Vestido de paletó vermelho, daqueles que só uma celebridade tem coragem de envergar, Pelé tinha há pouco encerrado uma palestra sobre gestão esportiva para alunos da escola de negócios espanhola Iese e também do ISE, sua afiliada no Brasil.
Quando os sete assessores que o acompanham finalmente conseguem colocar o último aluno para fora da sala, ele, com seu sorrisão inconfundível, diz estar pronto para a entrevista.
Nos primeiros 5 minutos, fala descontraidamente da seleção. Mas, ao ser perguntado se está mesmo faturando muito mais neste ano por causa da Copa, a conversa muda de tom. “Quem falou isso a você se enganou.”
Theresa Tran, a assessora sentada a seu lado, dispara em inglês: “Ele não vai falar sobre a parte financeira”. Pelé continua. “Meus contratos são de longo prazo. Se fosse para faturar, aceitaria os convites das fabricantes de bebida alcoólica.”

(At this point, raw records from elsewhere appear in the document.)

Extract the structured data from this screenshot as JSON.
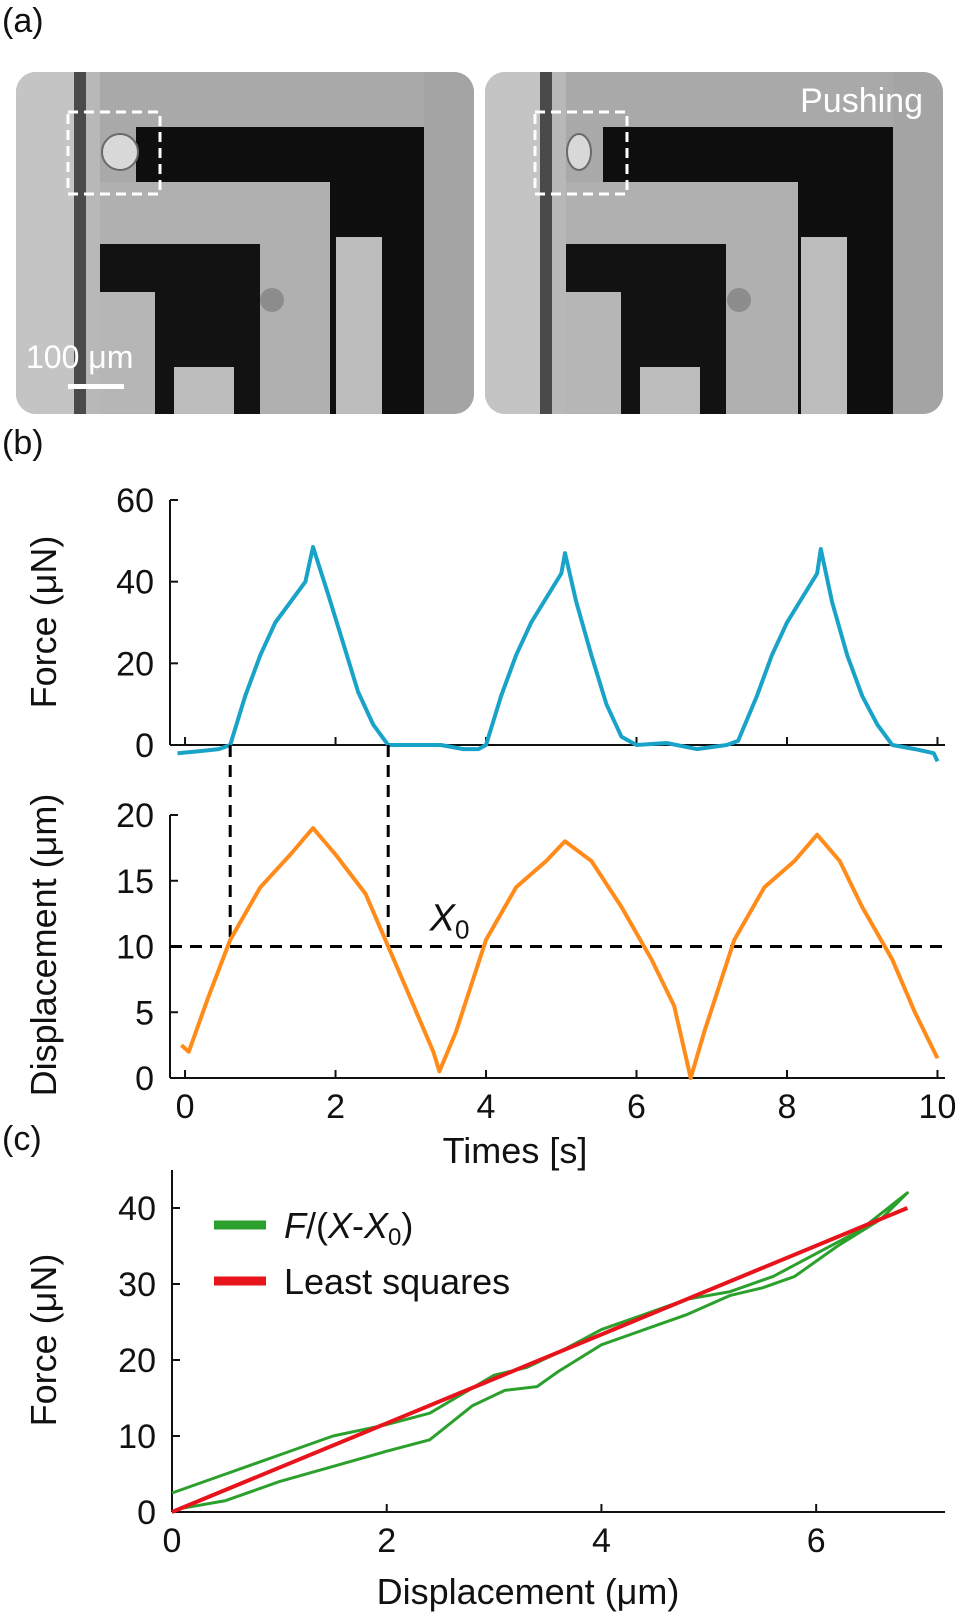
{
  "panels": {
    "a_label": "(a)",
    "b_label": "(b)",
    "c_label": "(c)"
  },
  "micrographs": {
    "scale_bar_label": "100 μm",
    "pushing_label": "Pushing"
  },
  "colors": {
    "force_line": "#1aa3c8",
    "displacement_line": "#ff8c1a",
    "fit_green": "#2ca02c",
    "fit_red": "#e8141c",
    "dashed": "#000000"
  },
  "chart_data": [
    {
      "id": "force_vs_time",
      "type": "line",
      "xlabel": "",
      "ylabel": "Force (μN)",
      "xlim": [
        -0.2,
        10.1
      ],
      "ylim": [
        -5,
        60
      ],
      "yticks": [
        0,
        20,
        40,
        60
      ],
      "series": [
        {
          "name": "",
          "color": "#1aa3c8",
          "x": [
            -0.1,
            0.2,
            0.45,
            0.6,
            0.8,
            1.0,
            1.2,
            1.4,
            1.6,
            1.7,
            1.9,
            2.1,
            2.3,
            2.5,
            2.7,
            3.0,
            3.4,
            3.7,
            3.9,
            4.0,
            4.2,
            4.4,
            4.6,
            4.8,
            5.0,
            5.05,
            5.2,
            5.4,
            5.6,
            5.8,
            6.0,
            6.4,
            6.8,
            7.2,
            7.35,
            7.6,
            7.8,
            8.0,
            8.2,
            8.4,
            8.45,
            8.6,
            8.8,
            9.0,
            9.2,
            9.4,
            9.7,
            9.95,
            10.0
          ],
          "y": [
            -2,
            -1.5,
            -1,
            0,
            12,
            22,
            30,
            35,
            40,
            48.5,
            37,
            25,
            13,
            5,
            0,
            0,
            0,
            -1,
            -1,
            0,
            12,
            22,
            30,
            36,
            42,
            47,
            35,
            22,
            10,
            2,
            0,
            0.5,
            -1,
            0,
            1,
            12,
            22,
            30,
            36,
            42,
            48,
            35,
            22,
            12,
            5,
            0,
            -1,
            -2,
            -4
          ]
        }
      ]
    },
    {
      "id": "displacement_vs_time",
      "type": "line",
      "xlabel": "Times [s]",
      "ylabel": "Displacement (μm)",
      "xlim": [
        -0.2,
        10.1
      ],
      "ylim": [
        0,
        20
      ],
      "xticks": [
        0,
        2,
        4,
        6,
        8,
        10
      ],
      "yticks": [
        0,
        5,
        10,
        15,
        20
      ],
      "x0_line": 10,
      "x0_label": "X",
      "x0_subscript": "0",
      "vertical_markers": [
        0.6,
        2.7
      ],
      "series": [
        {
          "name": "",
          "color": "#ff8c1a",
          "x": [
            -0.05,
            0.05,
            0.3,
            0.6,
            1.0,
            1.4,
            1.7,
            2.0,
            2.4,
            2.7,
            3.0,
            3.3,
            3.38,
            3.6,
            4.0,
            4.4,
            4.8,
            5.05,
            5.4,
            5.8,
            6.2,
            6.5,
            6.72,
            6.9,
            7.3,
            7.7,
            8.1,
            8.4,
            8.7,
            9.0,
            9.4,
            9.7,
            10.0
          ],
          "y": [
            2.5,
            2,
            6,
            10.5,
            14.5,
            17,
            19,
            17,
            14,
            10,
            6,
            2,
            0.5,
            3.5,
            10.5,
            14.5,
            16.5,
            18,
            16.5,
            13,
            9,
            5.5,
            0,
            3.5,
            10.5,
            14.5,
            16.5,
            18.5,
            16.5,
            13,
            9,
            5,
            1.5
          ]
        }
      ]
    },
    {
      "id": "force_vs_displacement",
      "type": "line",
      "xlabel": "Displacement (μm)",
      "ylabel": "Force (μN)",
      "xlim": [
        0,
        7.2
      ],
      "ylim": [
        0,
        45
      ],
      "xticks": [
        0,
        2,
        4,
        6
      ],
      "yticks": [
        0,
        10,
        20,
        30,
        40
      ],
      "legend": "top-left",
      "series": [
        {
          "name": "F/(X-X0)",
          "legend_parts": [
            "F",
            "/(",
            "X",
            "-",
            "X",
            "0",
            ")"
          ],
          "color": "#2ca02c",
          "x": [
            0,
            0.5,
            1.0,
            1.5,
            2.0,
            2.4,
            2.7,
            3.0,
            3.3,
            3.6,
            4.0,
            4.4,
            4.8,
            5.2,
            5.6,
            6.0,
            6.4,
            6.85,
            6.6,
            6.2,
            5.8,
            5.5,
            5.2,
            4.8,
            4.4,
            4.0,
            3.6,
            3.4,
            3.1,
            2.8,
            2.4,
            2.0,
            1.5,
            1.0,
            0.5,
            0.1
          ],
          "y": [
            2.5,
            5,
            7.5,
            10,
            11.5,
            13,
            15.5,
            18,
            19,
            21,
            24,
            26,
            28,
            29,
            31,
            34,
            37,
            42,
            38.5,
            35,
            31,
            29.5,
            28.5,
            26,
            24,
            22,
            18.5,
            16.5,
            16,
            14,
            9.5,
            8,
            6,
            4,
            1.5,
            0.5
          ]
        },
        {
          "name": "Least squares",
          "color": "#e8141c",
          "x": [
            0,
            6.85
          ],
          "y": [
            0,
            40
          ]
        }
      ]
    }
  ]
}
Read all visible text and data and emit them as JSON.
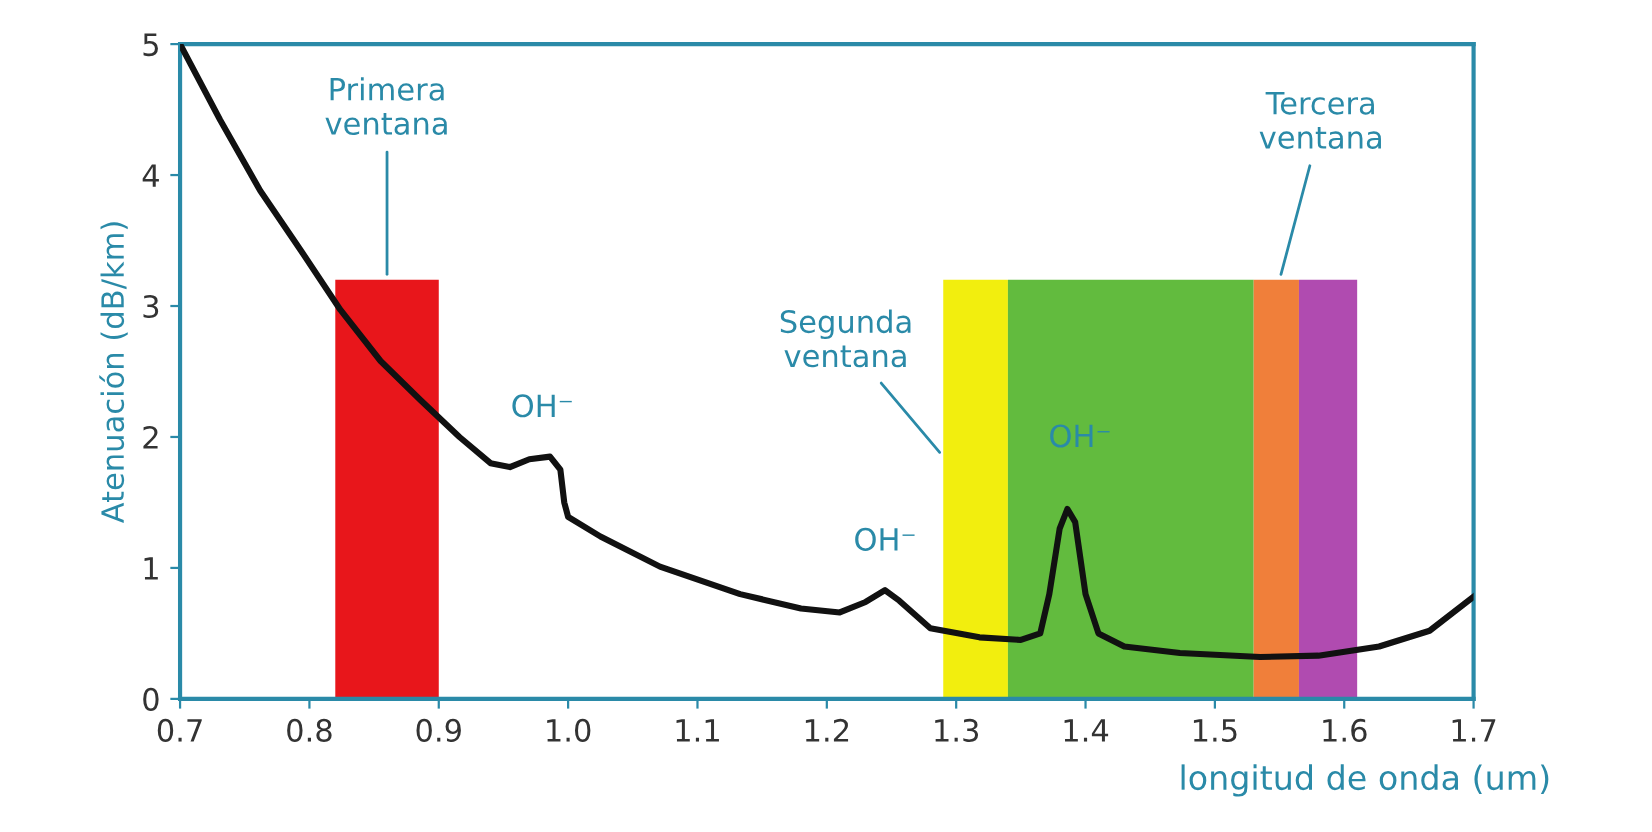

Enquanto Pelé fala, Theresa começa a gesticular, usando a mão como uma metafórica faca que corta sua garganta. Por fim, outra pessoa sentencia: “Última pergunta”.
Na teoria, Pelé não deveria ter medo de dizer quanto fatura com o futebol. Ele é o único jogador da história a conquistar três Copas do Mundo. Em seus 21 anos de carreira, fez 1 282 gols, recorde absoluto. De lá para cá, virou um dos maiores garotos-propaganda do planeta.
Era o alvo óbvio para personificar a alegria do futebol e do Brasil, ainda mais em ano de Copa do Mundo. Mas, desde os protestos iniciados em 2013, o torneio foi se tornando crescentemente impopular. De cada dez brasileiros, quatro se dizem contrários à realização do evento no Brasil, segundo a empresa de pesquisa Datafolha.
O fato de a assessoria de Pelé perder a paciência com perguntas sobre a Copa revela como o tema se tornou sensível no Brasil. Para empresas dos mais variados setores, que investiram pesado e tinham planos de faturar alto com o evento, ficou uma dúvida latente: afinal, pega bem se associar à Copa no país do futebol?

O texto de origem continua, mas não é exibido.